Pas de stage, pas de budget défini…

"On est dans l’expectative. Aucun stage n’est planifié, on ne sait pas quels seront les budgets pour la saison 2022…". Sébastien Gamel, notamment entraîneur des deux olympiens en demi-fond Djilali Bedrani et Benjamin Robert, espère un dénouement rapide de cette impasse. "On a repris l’entraînement depuis plusieurs semaines et on doit gérer nous-mêmes. J’ai fait un débrief avec Romain Barras et Mehdi Baala, l’encadrement de la Fédé, mais ils ne peuvent rien nous dire pour le moment". L’entraîneur toulousain se démène pour organiser sa saison, il a calé un stage à Font-Romeu en ce moment, puis ce sera le Kenya en janvier. Mais l’argent pourrait manquer. "Sans aide financière de la Fédération, on doit trouver des partenariats locaux. J’espère qu’on va y arriver. Mais ce serait bien que les choses se décantent vite".

Une préparation pour 2022 chacun dans son coin

Outre l’aspect financier, les athlètes se sentent également esseulés dans leur préparation. Alexis Miellet, triple champion de France du 1500m et olympien à Tokyo, regrette de devoir gérer "solo". "J’ai zéro info. Pas de stage d’ici la fin d’année. Donc je dois me débrouiller pour la saison de cross qui arrive. Je vais aller à Montpellier une dizaine de jours avec le groupe de Bruno Gajer. Mais ce n’est pas comme un stage national. Avec la Fédération, tout est calé, on peut se concentrer sur le sportif". Cette fois, le Dijonnais doit gérer la logistique lui-même, les transports mais aussi les réservations de créneaux horaires sur les pistes, dans les salles de musculation. Des devoirs chronophages et énergivores. Et l’ambiance équipe de France manque également pour ces athlètes dispersés aux quatre coins du pays. "Je ne lis même plus ce qui se dit sur la FFA…. Je n’ai pas envie de déprimer en voyant ça". En attendant que ça bouge dans les bureaux à Paris, un coureur comme Alexis Miellet, chance de finale olympique en 2024, n’a aucune idée de ce qu’il fera en 2022.

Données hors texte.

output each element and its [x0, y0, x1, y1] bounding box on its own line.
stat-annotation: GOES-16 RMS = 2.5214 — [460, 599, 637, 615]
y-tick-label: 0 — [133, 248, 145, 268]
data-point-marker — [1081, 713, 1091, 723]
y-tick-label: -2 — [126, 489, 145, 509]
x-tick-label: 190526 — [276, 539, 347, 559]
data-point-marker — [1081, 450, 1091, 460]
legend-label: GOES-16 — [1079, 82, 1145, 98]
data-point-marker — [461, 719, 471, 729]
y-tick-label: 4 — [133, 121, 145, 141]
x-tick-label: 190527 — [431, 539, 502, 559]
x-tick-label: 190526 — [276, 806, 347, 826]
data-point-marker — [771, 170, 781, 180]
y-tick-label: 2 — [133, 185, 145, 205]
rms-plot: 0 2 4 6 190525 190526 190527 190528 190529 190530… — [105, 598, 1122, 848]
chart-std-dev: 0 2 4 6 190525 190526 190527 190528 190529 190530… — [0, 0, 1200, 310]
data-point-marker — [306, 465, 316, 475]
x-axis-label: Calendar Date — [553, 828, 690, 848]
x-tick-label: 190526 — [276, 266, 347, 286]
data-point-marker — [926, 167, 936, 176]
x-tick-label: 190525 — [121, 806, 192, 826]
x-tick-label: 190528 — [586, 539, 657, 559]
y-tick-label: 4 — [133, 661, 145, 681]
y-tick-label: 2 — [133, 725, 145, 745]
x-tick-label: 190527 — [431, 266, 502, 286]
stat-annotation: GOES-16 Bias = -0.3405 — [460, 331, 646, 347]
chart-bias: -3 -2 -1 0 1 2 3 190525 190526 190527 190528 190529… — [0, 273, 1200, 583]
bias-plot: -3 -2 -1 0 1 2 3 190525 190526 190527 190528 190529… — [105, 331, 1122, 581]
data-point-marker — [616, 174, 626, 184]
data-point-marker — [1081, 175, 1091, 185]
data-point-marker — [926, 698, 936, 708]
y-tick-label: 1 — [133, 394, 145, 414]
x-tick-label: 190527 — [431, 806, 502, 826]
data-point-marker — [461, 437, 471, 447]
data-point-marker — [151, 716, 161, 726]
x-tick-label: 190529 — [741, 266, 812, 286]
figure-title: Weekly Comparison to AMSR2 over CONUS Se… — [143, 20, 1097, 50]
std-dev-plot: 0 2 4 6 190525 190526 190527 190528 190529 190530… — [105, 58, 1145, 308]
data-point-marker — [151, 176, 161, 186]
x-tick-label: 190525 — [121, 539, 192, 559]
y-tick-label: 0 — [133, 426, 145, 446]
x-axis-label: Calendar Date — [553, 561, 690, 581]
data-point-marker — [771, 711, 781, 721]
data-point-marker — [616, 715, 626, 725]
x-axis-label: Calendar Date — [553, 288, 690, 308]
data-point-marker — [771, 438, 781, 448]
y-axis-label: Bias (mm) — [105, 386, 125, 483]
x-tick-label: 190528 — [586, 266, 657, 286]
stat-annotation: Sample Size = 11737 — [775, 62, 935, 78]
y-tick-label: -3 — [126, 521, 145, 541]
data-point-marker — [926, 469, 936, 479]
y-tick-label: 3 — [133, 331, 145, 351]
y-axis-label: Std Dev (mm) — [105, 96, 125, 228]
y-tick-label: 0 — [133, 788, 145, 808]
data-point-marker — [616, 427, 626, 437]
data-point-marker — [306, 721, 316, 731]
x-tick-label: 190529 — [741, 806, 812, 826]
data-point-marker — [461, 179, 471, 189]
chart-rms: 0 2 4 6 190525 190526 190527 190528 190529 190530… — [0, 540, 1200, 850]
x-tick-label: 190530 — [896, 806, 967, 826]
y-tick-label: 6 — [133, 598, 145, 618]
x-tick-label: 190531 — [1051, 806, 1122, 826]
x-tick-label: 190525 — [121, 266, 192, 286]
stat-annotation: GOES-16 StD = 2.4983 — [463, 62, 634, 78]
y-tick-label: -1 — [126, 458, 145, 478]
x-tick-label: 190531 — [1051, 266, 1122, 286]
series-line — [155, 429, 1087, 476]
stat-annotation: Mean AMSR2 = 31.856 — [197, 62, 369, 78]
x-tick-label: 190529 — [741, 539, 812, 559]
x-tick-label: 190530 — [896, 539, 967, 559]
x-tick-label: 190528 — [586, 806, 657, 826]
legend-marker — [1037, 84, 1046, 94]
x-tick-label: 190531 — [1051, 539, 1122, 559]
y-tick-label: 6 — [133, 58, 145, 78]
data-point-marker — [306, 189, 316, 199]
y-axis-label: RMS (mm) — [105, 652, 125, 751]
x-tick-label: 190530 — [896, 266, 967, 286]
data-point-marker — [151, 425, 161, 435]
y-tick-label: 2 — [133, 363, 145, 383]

Mayer ou Lavillenie habitués à se préparer seuls

Pour les stars de l’athlétisme, la donne est différente. Habitués à organiser leur saison avec leur staff personnel, le brouillard à la Fédération ne les déstabilise pas. Renaud Lavillenie ou Kevin Mayer suivent cela de très loin selon leur entourage. Il n’y a pas d’urgence de leur côté. Le recordman du décathlon réfléchit d’ailleurs encore à son stage du mois de décembre. Vice-champion du Monde au Qatar en 2019, Quentin Bigot ne stresse pas non plus. "On sent que c’est brouillon mais on a tous nos habitudes de stage. Je vais à Barcelone en novembre puis en Afrique du Sud en janvier. J’ai quand même échangé avec Romain Barras, qui reste un référent à la FFA". L’ancien champion d’Europe du décathlon Romain Barras est d’ailleurs un des choix possibles pour reprendre le rôle de directeur de la haute performance. Dans l’ensemble, le monde de l’athlétisme français préfère attendre encore un peu et que le choix du futur DTN et directeur de la haute performance soit clair et bien réfléchi, pour enfin avancer sereinement vers les Jeux Olympiques de Paris.